In an environment where negativity and pessimism get rewarded, it presents top executive leaders with the added challenge to remain positive about the future. Witness the incredible work that Microsoft founder and former CEO Bill Gates (pictured) and his wife Melinda are doing to combat malaria in Africa.

Real leaders, regardless of whether they’re in the private or public sectors, lift up their followers–employees, stakeholders and constituents–through a shared vision that engages everyone. In short, people feel included and part of the solution and the future.

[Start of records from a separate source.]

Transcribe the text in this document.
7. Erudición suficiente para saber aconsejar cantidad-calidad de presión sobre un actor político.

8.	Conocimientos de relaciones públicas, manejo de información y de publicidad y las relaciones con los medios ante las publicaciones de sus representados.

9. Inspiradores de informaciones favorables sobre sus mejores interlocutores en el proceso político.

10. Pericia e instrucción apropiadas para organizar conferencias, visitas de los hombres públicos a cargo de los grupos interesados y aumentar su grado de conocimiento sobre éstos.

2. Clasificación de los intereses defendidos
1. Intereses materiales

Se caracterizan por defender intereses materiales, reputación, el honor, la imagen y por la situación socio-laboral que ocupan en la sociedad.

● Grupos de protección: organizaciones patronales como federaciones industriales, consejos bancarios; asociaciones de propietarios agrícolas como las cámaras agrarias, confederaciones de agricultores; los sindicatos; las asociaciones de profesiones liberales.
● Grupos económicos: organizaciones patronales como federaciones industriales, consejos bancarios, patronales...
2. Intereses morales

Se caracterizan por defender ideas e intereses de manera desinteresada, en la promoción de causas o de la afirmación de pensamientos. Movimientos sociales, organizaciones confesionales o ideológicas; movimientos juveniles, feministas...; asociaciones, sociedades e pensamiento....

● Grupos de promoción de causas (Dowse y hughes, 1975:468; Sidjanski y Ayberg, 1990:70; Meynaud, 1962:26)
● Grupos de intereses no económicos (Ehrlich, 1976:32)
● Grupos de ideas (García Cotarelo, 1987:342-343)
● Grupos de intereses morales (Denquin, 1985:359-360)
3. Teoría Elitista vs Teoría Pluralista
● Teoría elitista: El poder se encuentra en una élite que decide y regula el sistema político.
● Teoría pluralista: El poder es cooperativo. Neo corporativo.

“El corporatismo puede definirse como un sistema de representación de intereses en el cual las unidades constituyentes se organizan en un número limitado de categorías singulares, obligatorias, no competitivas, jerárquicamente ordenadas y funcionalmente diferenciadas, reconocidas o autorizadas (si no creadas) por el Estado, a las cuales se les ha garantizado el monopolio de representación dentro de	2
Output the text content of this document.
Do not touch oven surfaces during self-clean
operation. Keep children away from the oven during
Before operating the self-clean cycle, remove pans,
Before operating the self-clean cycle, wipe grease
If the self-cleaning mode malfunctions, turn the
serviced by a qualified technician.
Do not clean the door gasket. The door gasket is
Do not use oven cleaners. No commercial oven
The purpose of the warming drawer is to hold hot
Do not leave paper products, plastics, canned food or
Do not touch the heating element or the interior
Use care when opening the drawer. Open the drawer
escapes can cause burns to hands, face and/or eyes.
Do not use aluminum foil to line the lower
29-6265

Apocaholics, of course, will come up with excuses of why things are bad, that they will worsen and that the end is near. But they continue to forget, as alluded to at the opening of this post, human beings are highly adaptable and incredibly adept at finding solutions–indeed sometimes after many delays–to seemingly intractable problems.

Take a moment to check out this piece from Gary Alexander, a recovering Apocaholic since leaving the church of the Religious Apocalypse in 1976. He lays it out clearly in terms of the inconsistencies and contradictions of self-professors futuristic naysayers.

So the next time you’re faced with apocalyptic pronouncements from whatever source, take them with a grain of salt and seek out the opportunities for improvement, wherever that they may be.


I’m not interested in blind optimism, but I’m very interested in optimism that is hard-won, that takes on darkness and then says, ‘This is not enough.’